The theory behind bail is that people are less likely to flee or commit a crime while awaiting trial if they will lose money as a result. However, studies have shown that those risks are more reliably assessed by looking at a combination of factors including having a job, family and community ties, and one’s history of substance abuse or prior arrests. These assessments are not perfect and have prompted concerns about bias given that, for instance, the unemployment rate for African Americans was about double that of white people in 2015. Still, such assessments represent an improvement over the status quo.

Counties such as Napa are showing the way. If you’re arrested there, a county probation department staffer will gather information about your personal circumstances and arrest history. An on-call judge uses this information to decide within 24 hours whether you can be released pending your court date and determines the appropriate level of supervision. Sometimes that’s as simple as a text message reminder of an upcoming court appearance. Other times, supervision includes mental health care or addiction treatment. In Napa County, more than 90% of those released pending trial show up for court and stay out of trouble in the meantime.

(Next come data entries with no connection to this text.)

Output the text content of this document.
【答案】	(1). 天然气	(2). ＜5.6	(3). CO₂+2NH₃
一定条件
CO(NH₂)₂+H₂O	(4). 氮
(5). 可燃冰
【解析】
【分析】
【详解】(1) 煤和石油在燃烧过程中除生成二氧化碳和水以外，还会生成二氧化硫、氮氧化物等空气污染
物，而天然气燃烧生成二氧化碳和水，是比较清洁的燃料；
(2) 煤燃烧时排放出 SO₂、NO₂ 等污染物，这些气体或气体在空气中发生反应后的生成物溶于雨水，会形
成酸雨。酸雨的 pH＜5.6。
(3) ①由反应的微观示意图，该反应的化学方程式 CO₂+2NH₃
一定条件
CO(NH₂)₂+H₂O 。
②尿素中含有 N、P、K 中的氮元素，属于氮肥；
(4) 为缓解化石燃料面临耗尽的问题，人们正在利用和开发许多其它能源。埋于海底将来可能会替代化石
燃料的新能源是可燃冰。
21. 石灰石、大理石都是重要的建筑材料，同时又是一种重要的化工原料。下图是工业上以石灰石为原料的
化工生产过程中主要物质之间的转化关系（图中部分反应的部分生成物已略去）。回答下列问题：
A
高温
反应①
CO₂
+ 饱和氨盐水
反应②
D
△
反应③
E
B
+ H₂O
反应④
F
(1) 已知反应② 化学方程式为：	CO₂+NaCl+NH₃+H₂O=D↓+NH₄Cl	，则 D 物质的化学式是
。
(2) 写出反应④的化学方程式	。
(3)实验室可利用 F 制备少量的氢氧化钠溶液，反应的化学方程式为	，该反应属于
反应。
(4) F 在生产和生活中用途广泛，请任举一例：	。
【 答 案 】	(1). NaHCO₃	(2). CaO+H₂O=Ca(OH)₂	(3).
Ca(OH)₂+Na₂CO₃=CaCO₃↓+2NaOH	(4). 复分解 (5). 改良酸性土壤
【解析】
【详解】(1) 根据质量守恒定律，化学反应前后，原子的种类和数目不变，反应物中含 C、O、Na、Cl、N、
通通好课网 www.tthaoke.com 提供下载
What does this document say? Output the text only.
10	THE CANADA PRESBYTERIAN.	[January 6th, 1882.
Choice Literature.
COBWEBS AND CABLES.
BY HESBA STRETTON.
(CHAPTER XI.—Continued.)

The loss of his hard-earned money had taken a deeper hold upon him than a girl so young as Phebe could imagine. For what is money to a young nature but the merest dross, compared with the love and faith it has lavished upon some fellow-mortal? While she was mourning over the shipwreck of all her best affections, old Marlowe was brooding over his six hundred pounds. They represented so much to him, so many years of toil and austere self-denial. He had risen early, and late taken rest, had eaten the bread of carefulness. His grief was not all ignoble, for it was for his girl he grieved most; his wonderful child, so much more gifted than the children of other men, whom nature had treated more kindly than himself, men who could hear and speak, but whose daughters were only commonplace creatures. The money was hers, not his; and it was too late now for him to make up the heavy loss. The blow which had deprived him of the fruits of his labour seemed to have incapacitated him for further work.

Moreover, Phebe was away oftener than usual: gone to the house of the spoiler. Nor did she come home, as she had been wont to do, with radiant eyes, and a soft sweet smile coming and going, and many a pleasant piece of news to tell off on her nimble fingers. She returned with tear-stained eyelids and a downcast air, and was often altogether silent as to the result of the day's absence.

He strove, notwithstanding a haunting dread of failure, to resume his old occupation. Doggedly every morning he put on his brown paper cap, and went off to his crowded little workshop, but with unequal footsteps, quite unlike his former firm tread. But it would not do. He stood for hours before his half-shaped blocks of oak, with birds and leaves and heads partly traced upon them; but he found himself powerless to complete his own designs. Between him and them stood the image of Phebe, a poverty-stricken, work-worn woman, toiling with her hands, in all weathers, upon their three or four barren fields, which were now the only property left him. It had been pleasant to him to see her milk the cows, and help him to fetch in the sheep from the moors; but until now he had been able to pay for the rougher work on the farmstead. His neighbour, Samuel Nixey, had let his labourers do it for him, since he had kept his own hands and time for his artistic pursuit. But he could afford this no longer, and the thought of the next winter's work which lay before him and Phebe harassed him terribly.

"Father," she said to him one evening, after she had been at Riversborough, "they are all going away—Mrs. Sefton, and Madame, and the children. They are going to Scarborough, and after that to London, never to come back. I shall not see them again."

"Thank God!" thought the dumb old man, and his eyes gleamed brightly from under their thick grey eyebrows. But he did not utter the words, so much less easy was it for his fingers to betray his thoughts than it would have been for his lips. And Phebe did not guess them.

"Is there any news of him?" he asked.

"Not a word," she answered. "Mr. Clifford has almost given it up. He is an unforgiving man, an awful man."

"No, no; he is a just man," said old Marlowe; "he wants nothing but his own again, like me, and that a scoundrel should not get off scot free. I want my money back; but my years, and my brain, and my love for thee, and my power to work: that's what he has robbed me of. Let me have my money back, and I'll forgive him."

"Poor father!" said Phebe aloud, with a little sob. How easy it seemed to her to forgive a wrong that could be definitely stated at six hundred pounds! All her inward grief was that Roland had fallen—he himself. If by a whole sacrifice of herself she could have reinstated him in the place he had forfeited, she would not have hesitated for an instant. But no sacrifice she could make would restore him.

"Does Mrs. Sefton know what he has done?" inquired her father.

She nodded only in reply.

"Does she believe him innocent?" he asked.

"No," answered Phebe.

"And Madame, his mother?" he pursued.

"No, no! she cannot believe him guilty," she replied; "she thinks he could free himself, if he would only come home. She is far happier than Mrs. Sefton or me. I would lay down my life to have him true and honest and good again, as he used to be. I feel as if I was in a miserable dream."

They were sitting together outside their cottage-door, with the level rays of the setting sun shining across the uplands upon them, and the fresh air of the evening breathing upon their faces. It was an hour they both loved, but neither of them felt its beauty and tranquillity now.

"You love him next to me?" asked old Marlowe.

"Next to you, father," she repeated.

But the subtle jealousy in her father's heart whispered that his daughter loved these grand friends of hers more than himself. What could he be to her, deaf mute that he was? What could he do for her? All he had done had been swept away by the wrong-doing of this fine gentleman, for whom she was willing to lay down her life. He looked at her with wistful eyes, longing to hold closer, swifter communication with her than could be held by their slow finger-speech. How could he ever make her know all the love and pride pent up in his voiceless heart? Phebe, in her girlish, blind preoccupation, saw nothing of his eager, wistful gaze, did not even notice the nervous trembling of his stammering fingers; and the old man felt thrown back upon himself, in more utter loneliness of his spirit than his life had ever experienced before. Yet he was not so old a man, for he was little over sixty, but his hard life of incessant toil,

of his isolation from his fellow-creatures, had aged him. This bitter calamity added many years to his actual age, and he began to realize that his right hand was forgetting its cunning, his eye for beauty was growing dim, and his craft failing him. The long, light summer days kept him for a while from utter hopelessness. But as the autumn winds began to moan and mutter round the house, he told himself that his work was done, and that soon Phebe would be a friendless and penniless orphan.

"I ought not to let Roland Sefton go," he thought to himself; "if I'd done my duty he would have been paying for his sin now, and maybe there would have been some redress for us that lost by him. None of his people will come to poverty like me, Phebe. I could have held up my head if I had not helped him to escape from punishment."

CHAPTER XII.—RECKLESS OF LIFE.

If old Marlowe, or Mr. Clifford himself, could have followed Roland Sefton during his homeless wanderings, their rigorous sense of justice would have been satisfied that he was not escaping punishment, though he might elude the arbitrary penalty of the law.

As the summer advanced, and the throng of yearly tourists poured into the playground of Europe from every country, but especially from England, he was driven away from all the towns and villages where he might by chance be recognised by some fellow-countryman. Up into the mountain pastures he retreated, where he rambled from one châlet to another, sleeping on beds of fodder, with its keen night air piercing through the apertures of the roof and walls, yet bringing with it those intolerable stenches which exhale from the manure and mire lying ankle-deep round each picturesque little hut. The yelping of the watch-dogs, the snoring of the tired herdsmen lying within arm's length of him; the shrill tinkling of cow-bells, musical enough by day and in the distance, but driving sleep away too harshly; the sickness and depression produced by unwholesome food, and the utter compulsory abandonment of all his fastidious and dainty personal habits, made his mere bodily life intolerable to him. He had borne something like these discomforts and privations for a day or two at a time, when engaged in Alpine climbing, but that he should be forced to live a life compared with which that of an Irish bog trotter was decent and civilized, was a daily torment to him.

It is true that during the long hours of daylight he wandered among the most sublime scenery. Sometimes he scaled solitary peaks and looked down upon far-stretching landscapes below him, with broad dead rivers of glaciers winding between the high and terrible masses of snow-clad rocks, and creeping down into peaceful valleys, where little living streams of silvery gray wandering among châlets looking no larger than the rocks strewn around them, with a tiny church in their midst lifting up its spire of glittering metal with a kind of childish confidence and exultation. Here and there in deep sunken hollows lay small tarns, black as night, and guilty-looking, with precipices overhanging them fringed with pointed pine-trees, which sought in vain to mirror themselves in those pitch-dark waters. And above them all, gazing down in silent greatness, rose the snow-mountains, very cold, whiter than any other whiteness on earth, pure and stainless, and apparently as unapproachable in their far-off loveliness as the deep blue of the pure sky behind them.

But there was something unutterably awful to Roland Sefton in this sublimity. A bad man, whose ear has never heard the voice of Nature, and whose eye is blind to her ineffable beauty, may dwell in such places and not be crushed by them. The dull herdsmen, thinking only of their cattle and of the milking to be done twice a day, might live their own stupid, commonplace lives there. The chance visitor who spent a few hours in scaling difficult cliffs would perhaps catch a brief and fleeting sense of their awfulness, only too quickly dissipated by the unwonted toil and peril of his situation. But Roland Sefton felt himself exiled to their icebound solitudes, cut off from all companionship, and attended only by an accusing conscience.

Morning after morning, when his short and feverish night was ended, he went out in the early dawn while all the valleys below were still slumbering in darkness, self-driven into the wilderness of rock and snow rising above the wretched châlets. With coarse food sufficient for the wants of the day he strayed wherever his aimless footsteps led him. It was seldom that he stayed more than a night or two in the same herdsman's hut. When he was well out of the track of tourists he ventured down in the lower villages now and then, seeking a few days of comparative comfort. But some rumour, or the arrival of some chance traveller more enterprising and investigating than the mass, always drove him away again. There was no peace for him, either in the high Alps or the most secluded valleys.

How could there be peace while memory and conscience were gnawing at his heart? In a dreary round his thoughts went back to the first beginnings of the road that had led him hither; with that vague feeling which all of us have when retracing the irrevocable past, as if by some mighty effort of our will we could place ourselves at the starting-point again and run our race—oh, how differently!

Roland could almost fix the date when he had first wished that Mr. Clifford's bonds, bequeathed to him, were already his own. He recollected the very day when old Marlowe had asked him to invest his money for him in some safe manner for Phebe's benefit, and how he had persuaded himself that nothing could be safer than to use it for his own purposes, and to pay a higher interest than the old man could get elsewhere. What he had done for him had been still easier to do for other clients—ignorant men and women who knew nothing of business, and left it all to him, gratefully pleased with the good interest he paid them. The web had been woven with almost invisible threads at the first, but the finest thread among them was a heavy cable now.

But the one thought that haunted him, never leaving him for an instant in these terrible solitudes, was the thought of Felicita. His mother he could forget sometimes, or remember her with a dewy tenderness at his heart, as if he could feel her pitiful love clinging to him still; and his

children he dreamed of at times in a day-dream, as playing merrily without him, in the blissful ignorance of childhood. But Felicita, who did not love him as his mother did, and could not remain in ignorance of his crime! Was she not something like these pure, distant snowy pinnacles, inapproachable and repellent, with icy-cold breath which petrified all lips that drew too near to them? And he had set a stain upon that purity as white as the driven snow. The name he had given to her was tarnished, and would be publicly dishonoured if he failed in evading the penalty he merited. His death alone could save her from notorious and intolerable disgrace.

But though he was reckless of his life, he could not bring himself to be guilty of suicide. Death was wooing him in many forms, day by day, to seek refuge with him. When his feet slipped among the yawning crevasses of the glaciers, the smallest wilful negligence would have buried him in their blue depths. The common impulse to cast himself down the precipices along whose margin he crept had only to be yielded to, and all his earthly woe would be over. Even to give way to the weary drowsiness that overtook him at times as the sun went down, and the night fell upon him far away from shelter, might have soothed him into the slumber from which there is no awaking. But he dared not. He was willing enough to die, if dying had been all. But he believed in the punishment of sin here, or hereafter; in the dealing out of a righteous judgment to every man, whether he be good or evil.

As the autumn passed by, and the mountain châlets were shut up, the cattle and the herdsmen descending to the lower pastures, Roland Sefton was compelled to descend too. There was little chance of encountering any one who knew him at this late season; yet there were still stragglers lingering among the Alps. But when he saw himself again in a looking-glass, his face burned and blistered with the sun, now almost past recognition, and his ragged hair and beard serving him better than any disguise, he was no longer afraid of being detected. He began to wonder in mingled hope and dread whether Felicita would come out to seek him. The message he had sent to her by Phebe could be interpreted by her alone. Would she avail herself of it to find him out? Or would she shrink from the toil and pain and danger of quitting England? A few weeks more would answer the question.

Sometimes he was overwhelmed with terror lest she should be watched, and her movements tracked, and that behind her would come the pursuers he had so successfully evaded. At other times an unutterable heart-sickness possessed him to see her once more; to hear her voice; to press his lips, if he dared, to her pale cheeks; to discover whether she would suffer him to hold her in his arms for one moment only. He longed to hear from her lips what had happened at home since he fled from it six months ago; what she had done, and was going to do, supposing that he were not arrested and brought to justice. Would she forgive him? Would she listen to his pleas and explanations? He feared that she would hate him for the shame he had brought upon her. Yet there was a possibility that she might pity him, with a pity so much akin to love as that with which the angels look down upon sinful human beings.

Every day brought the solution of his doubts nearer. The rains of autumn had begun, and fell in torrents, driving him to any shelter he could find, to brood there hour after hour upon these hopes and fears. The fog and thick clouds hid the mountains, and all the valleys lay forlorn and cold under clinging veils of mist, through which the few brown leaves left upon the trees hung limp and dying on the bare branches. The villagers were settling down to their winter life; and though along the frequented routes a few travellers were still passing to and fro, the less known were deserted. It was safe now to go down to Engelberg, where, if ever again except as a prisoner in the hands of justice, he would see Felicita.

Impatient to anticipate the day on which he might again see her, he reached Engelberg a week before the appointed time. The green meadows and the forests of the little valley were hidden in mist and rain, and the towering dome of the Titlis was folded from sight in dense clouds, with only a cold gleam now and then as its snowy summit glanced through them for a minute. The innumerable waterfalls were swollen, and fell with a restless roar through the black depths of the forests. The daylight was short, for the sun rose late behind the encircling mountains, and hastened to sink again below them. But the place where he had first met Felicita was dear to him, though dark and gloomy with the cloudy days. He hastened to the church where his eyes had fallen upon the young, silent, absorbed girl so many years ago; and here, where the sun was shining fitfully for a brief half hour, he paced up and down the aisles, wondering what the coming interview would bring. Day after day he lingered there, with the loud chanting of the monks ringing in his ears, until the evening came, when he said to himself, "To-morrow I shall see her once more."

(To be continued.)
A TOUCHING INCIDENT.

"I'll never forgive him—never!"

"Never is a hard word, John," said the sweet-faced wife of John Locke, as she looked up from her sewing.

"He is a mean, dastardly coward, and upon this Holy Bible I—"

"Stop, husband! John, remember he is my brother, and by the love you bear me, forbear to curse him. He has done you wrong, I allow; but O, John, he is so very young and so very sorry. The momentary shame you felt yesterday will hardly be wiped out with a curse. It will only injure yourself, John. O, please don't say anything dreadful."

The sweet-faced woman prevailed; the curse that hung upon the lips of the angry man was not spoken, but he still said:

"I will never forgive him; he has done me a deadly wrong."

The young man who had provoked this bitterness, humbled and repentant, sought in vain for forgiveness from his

The cost of these pretrial supervision services ranges from $2.50 to $5 daily per person. Compare that with the $114 a day it costs to keep someone in jail. By moving to this kind of proven approach, California counties could save tens of millions of dollars a year and significantly reduce the number of people in jail.

The bail lawsuit could force San Francisco and maybe even the whole state to adopt pretrial supervision practices, but counties shouldn’t wait for a ruling to do the right thing. Counties have the authority to reform their bail systems now, and they should.

Zachary Norris is executive director of the Ella Baker Center in Oakland. Mary Lou Fulton is a senior program manager at the California Endowment.